Very few people leaving the nearby voting location stopped to enjoy the impromptu concert.

But several at least raised a smile — an all-too-rare sight in an unprecedented presidential campaign that has seen rival candidates Donald Trump and Kamala Harris accuse each other of imperiling the future of US democracy.

On the Republican side, Trump has survived two assassination attempts, and frequently uses extremely violent rhetoric about immigrants. 

Democrat Harris reminds voters the right to abortion is on the line with this election.

As an antidote to these anxieties, music “is a universal language,” said Bustamante.

“You might be on two different sides of the aisle… music brings people together,” she added. “It doesn’t divide us. And so I think we need to use it as a tool.”

Bustamante and her team have been travelling round Phoenix staging mini-concerts.

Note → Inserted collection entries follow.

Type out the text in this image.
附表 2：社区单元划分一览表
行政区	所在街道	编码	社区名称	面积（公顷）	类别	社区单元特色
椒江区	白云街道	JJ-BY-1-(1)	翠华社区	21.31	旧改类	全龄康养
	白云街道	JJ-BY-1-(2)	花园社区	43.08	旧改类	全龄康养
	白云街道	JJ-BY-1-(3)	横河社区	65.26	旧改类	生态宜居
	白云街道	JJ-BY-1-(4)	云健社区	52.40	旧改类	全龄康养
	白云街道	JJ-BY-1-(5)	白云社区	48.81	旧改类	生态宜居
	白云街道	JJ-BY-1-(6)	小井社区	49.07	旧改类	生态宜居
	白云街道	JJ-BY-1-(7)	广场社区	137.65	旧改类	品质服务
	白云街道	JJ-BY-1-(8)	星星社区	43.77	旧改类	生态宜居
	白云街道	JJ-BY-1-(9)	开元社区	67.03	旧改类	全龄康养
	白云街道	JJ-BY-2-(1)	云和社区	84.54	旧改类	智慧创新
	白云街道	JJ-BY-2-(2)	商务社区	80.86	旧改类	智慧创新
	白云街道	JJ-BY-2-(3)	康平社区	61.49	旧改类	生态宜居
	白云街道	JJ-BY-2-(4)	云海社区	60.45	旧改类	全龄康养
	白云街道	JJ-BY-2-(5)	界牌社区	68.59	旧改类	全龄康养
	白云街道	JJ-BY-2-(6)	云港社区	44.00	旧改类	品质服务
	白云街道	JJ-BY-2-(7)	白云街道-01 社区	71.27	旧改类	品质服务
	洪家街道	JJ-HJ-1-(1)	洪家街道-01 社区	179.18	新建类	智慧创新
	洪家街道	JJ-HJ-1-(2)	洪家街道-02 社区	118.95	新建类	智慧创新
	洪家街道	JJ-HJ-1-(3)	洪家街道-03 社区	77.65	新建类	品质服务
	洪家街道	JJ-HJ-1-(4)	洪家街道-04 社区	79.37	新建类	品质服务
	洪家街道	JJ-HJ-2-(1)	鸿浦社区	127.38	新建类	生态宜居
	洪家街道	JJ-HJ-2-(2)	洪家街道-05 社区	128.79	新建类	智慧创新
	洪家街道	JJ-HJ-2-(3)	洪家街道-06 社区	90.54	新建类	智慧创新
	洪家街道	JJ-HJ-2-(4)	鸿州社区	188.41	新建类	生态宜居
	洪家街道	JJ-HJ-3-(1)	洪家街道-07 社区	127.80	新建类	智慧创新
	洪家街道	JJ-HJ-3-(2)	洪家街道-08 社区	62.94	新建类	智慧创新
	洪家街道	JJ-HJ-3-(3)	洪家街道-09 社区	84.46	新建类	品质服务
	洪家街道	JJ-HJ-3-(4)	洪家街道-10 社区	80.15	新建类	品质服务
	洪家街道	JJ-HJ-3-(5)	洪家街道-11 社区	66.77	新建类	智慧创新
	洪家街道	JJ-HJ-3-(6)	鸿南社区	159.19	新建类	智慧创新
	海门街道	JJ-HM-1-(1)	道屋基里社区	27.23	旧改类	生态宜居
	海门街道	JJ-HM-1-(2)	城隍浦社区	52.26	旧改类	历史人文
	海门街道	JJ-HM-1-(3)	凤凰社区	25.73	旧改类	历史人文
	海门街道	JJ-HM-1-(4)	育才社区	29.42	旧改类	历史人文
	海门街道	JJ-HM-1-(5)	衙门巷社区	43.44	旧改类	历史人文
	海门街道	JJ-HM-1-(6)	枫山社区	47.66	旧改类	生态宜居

They hope to offer moments of lightness in Arizona, where the build-up to the election has been especially tense.

The “Grand Canyon State” has become a hotbed of election conspiracies since Trump lost to Joe Biden here in 2020 by fewer than 10,500 votes.

That year, armed demonstrators protested for several nights in front of a county election center in central Phoenix, where ballots were being counted.

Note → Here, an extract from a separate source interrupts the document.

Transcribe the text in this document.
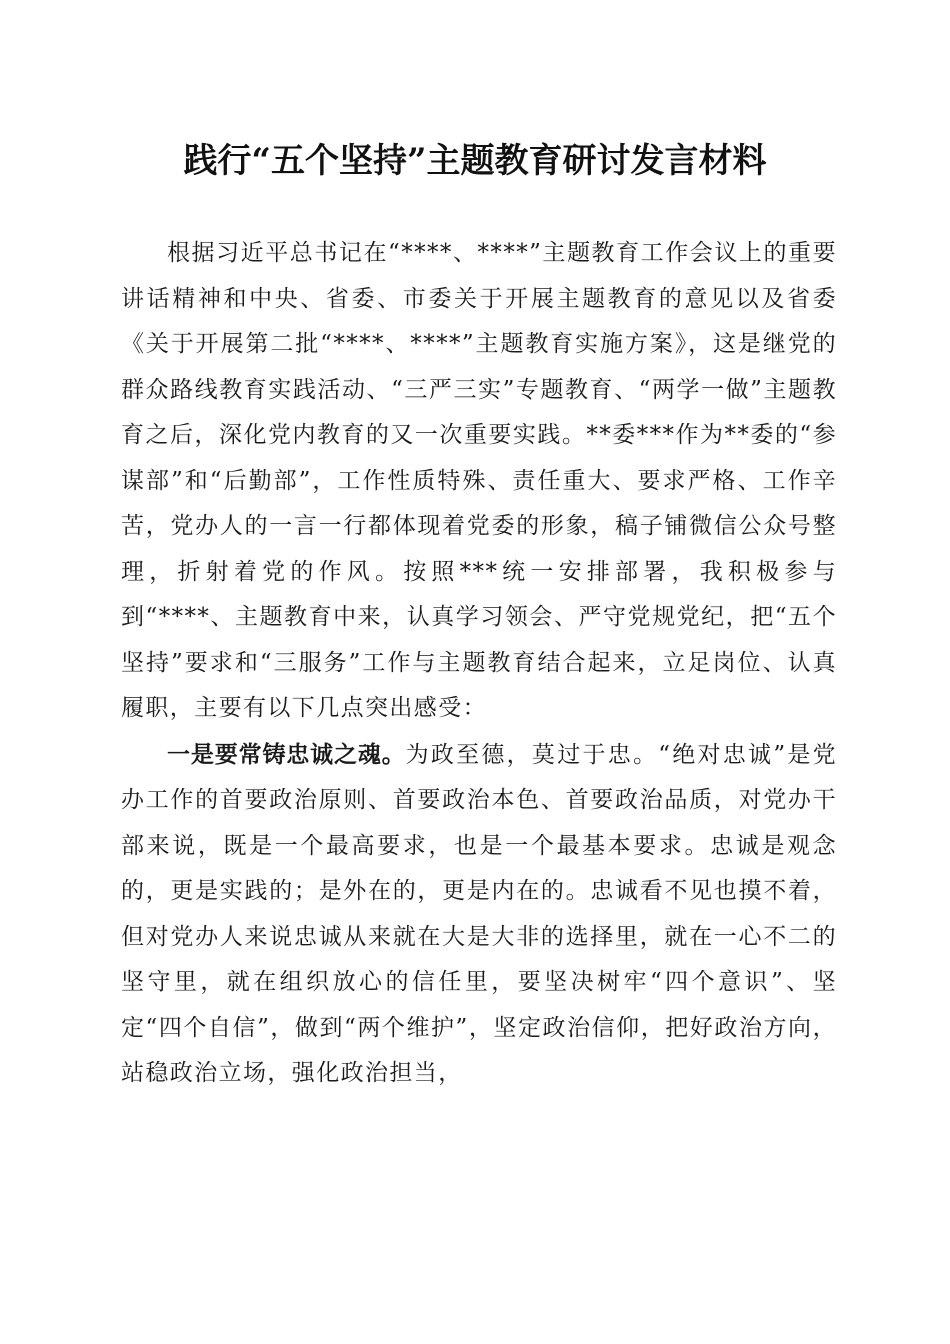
践行“五个坚持”主题教育研讨发言材料

根据习近平总书记在“****、****”主题教育工作会议上的重要讲话精神和中央、省委、市委关于开展主题教育的意见以及省委《关于开展第二批“****、****”主题教育实施方案》，这是继党的群众路线教育实践活动、“三严三实”专题教育、“两学一做”主题教育之后，深化党内教育的又一次重要实践。**委***作为**委的“参谋部”和“后勤部”，工作性质特殊、责任重大、要求严格、工作辛苦，党办人的一言一行都体现着党委的形象，稿子铺微信公众号整理，折射着党的作风。按照***统一安排部署，我积极参与到“****、主题教育中来，认真学习领会、严守党规党纪，把“五个坚持”要求和“三服务”工作与主题教育结合起来，立足岗位、认真履职，主要有以下几点突出感受：

一是要常铸忠诚之魂。为政至德，莫过于忠。“绝对忠诚”是党办工作的首要政治原则、首要政治本色、首要政治品质，对党办干部来说，既是一个最高要求，也是一个最基本要求。忠诚是观念的，更是实践的；是外在的，更是内在的。忠诚看不见也摸不着，但对党办人来说忠诚从来就在大是大非的选择里，就在一心不二的坚守里，就在组织放心的信任里，要坚决树牢“四个意识”、坚定“四个自信”，做到“两个维护”，坚定政治信仰，把好政治方向，站稳政治立场，强化政治担当，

This time around, the center has been fortified with concrete barriers and high wire fence, and authorities are on high alert.

Last week, a man was charged with terrorism after shooting at a Democratic Party office in Tempe, a suburb of Phoenix. No one was hurt.

“It’s nerve-wracking to wonder what’s going to happen at the polls because of stories like that,” Samuel Pena, a 40-year-old DJ, told AFP.

He too travels around Phoenix in a small music truck, part of a separate initiative called DJs at the Polls.

The group is operating in 20 different states across the country on election day, he said.

Pena said he would be remaining cautious and alert Tuesday, DJing with “my back against the wall… because of these stories.”

The election “is stressful for whatever side you’re on,” he said. “So we’re just trying to create positivity for whoever wants to participate and vote.”